My ancient Maori dredge and all the older ones were adorned with carvings of human figures, almost certainly in all cases representing a deity. Both the ends of the sides near where the directing-pole was tied carry a carved figure, the head of a man. On either side of the base is carved the figures such as one sees on a greenstone heitiki. The carving on this dredge is very clean, and a Maori expert declares it to be very fine and old.

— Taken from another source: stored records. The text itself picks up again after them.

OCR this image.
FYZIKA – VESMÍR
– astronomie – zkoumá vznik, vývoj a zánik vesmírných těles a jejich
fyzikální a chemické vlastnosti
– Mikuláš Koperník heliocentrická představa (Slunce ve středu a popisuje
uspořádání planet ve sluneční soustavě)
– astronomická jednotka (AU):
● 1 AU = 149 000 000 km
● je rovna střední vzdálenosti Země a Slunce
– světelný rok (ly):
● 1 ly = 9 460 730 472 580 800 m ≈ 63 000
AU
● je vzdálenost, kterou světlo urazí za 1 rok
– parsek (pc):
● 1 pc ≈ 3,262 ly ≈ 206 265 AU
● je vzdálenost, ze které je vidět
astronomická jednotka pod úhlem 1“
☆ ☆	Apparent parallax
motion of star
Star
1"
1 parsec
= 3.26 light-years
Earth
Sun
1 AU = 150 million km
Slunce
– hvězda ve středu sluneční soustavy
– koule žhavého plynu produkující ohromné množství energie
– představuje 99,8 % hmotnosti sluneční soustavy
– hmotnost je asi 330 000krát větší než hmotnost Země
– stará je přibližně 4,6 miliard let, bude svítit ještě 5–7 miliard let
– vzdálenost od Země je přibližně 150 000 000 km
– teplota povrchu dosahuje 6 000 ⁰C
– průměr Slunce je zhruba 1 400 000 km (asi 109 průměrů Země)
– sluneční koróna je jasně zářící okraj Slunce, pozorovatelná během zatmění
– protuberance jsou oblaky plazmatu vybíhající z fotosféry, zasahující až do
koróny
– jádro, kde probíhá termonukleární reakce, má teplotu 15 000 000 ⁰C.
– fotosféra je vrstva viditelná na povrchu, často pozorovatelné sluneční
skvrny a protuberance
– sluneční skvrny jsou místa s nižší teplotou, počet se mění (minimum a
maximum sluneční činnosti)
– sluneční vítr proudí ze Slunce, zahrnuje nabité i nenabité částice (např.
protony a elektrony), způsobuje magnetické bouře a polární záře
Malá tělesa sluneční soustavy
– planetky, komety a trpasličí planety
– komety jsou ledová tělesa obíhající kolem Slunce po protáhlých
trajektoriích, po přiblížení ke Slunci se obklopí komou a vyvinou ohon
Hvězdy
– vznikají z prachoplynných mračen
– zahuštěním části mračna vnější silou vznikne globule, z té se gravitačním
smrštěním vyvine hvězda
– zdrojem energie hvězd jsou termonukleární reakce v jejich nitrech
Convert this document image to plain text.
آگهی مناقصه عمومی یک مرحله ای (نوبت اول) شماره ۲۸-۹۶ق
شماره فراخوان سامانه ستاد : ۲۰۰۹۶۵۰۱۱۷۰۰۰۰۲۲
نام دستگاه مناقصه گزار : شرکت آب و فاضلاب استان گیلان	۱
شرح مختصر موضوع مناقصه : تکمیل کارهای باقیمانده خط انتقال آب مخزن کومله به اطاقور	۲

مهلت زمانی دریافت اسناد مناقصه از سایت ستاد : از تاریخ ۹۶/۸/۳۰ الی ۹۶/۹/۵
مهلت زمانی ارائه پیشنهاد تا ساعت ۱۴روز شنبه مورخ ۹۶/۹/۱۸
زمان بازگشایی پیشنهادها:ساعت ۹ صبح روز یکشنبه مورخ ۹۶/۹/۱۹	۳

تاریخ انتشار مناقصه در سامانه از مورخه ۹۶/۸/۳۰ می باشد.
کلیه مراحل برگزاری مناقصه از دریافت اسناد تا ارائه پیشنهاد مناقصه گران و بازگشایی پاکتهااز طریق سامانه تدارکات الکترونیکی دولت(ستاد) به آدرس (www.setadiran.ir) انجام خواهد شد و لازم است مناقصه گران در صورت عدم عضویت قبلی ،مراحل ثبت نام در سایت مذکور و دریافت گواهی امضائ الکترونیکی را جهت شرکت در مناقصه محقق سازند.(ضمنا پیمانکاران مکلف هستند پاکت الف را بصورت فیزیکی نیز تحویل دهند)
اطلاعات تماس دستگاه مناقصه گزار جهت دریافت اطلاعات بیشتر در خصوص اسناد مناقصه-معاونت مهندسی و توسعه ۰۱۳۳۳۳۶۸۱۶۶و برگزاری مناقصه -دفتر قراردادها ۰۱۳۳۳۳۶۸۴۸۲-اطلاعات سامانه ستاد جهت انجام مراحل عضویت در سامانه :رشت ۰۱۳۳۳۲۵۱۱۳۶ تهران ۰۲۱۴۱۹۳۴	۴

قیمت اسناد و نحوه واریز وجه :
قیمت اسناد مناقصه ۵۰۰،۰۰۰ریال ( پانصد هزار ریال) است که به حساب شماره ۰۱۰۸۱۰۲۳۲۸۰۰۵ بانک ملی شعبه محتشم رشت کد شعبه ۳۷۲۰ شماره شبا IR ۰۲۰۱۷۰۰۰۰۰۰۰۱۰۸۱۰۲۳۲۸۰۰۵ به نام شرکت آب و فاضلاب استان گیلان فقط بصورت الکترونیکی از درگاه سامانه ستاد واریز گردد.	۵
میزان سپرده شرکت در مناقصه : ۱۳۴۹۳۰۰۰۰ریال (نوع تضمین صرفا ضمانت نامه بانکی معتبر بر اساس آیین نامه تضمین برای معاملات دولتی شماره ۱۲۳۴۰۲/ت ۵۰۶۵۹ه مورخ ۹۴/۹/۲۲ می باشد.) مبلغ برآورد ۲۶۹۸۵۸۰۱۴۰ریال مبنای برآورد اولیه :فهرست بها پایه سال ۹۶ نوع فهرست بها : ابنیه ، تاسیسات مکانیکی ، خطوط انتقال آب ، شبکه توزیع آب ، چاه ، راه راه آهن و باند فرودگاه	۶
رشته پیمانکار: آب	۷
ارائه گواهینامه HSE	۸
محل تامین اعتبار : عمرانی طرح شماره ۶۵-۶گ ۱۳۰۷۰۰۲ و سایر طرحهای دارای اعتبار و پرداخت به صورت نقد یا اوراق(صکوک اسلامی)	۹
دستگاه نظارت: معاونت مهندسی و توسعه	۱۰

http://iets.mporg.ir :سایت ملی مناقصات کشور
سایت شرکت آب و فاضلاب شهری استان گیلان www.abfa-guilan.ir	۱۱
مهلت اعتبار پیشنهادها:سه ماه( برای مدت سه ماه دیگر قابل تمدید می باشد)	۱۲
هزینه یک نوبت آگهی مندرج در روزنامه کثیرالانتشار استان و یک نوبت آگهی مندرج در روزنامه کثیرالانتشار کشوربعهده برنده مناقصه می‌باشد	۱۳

Europeans often think these carved figures were placed there for mere decoration, and because the Maori loved art and liked to have pretty things about him. In the vast majority of Maori carvings, however, they were done not for decorative but for religious purposes. Figures on bone and greenstone tikis always depicted an ancient god or a revered half-deified ancestor. An ancient Maori's whole life was immersed in religion and religious ceremonies. If he went to war, or got married, or was baptized, or planted a kumara, or went rat-catching or fishing, he or his priests performed religious rites and chanted figures. He scarcely made any move without performing some act of religion—to give him success or to avert disasters. The old Maori world was peopled with gods whom he did not love, but whom he feared. His gods were nearly all cruel gods. These roukakahi carvings, therefore, were representations of some ancient Maori god or gods. In the “Transactions of the New Zealand Institute” Best gives a hymn sung by the Maoris when about to eat the shell-fish dredged by the roukakahi. It was sung when the shells were brought to the feasts—” Tane roukakahi e”—and thanks Tane for giving such a liberal supply of food. Best's translation reminds one of the harvest hymn—
Lord of the harvest, once again
We thank thee for the ripened grain.
My more modern dredge with net attached has no carving. The old one was carved when Maoris began a fishing excursion religious rites: he took a dredge with these half-human,

half-divine figures carved—carried his god or gods with him. The modern Maori, performing no ancient rites, never bothers about carving semi-divine figures—hence this modern dredge is quite plain. The old dredges exhibit kindred carvings of deities, and probably, as Tane was addressed in Best's hymn, these figures are images of that great god.